Despite Travis developing into an elite player, Stanford struggled as a whole. The Cardinal went 14-17 for the season, and only 6-12 in conference play. Stanford was far from the most talented team in the conference, but the team was not bad enough to where it should have finished ninth in the Pac-12. Stanford will have higher expectations going into next season with a top 15 recruiting class to surround Travis. This will allow him to keep his numbers high without having to carry the full load, while also leading the team to more victories.
Travis does have the potential to be an NBA talent, but he does have some glaring holes in his game that should definitely not be overlooked. The first being that he is not much of a rim protector at all, only finishing the season with 5 total blocked shots. The other main issue is that he doesn’t stretch the floor. He rarely takes jumpers, and when he does, he only hits 39 percent of them. At 6-foot-8, this likely won’t be too much of a hindrance at the collegiate level, but if he elects to go pro, he could have a difficult time adjusting.
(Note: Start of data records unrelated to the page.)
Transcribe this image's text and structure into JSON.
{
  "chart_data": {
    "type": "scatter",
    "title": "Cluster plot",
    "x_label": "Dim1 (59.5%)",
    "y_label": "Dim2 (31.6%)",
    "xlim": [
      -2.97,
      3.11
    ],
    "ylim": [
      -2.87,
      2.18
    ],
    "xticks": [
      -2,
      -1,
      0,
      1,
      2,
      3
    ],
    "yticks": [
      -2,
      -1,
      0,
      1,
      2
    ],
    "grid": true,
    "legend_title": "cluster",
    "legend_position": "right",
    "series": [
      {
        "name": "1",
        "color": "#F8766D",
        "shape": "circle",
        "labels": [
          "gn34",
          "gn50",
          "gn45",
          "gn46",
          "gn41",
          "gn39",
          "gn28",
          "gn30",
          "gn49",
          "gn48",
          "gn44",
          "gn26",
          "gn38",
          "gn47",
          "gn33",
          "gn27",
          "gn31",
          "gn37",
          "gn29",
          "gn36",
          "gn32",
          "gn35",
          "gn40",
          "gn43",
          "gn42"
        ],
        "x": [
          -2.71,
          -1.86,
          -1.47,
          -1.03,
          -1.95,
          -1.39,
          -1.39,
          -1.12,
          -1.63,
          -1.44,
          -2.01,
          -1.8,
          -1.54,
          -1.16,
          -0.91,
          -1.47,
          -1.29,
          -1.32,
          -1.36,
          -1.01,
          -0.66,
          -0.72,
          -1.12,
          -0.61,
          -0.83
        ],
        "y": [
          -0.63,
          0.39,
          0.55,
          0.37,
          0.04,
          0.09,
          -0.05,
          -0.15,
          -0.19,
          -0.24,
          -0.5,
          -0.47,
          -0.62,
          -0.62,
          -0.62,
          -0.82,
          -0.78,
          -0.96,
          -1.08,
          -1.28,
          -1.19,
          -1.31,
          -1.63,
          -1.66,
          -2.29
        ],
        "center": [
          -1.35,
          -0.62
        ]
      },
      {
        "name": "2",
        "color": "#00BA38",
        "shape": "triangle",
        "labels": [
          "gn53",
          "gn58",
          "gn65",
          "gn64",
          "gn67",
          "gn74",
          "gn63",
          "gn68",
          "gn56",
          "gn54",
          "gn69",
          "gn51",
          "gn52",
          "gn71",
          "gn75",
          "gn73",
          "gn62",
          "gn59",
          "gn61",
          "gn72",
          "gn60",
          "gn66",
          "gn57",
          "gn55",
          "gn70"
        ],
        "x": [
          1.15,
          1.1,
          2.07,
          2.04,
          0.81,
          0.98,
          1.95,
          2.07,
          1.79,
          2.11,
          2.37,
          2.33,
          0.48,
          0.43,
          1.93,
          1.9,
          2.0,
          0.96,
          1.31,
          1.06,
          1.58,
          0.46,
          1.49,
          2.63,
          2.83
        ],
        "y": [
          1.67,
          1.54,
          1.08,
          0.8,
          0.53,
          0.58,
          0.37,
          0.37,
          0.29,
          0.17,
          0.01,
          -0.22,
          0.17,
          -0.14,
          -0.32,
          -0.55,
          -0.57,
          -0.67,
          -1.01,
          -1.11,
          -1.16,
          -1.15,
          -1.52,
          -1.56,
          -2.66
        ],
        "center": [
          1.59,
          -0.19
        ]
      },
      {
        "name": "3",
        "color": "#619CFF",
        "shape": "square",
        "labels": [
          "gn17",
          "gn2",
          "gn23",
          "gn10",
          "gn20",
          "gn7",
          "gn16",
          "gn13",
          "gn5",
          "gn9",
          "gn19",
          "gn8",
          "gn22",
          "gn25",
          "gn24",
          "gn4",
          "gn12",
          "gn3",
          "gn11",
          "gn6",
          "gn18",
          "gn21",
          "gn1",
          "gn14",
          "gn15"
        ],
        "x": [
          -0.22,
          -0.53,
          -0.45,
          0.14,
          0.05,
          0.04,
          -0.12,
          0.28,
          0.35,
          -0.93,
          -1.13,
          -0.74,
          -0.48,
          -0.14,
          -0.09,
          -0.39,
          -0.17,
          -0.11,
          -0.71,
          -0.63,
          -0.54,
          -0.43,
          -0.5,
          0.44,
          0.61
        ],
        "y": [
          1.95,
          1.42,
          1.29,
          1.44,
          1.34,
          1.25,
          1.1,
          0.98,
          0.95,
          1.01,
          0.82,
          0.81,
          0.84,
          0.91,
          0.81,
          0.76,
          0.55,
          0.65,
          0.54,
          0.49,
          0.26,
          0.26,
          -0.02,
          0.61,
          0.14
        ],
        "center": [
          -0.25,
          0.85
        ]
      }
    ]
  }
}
True to form in Stanford athletics, Reid Travis was one of the most underrated players in the Pac-12 last season. Statistically speaking, he was easily a top ten, arguably a top five player in the conference. The only real knock on him was that his elite play was not adding up to wins, which wasn’t really his fault because Stanford had little depth outside the starting lineup or even its stars. With a far more talented team going into next season, the wins will start to pile up for Stanford, and Travis won’t be slept on anymore.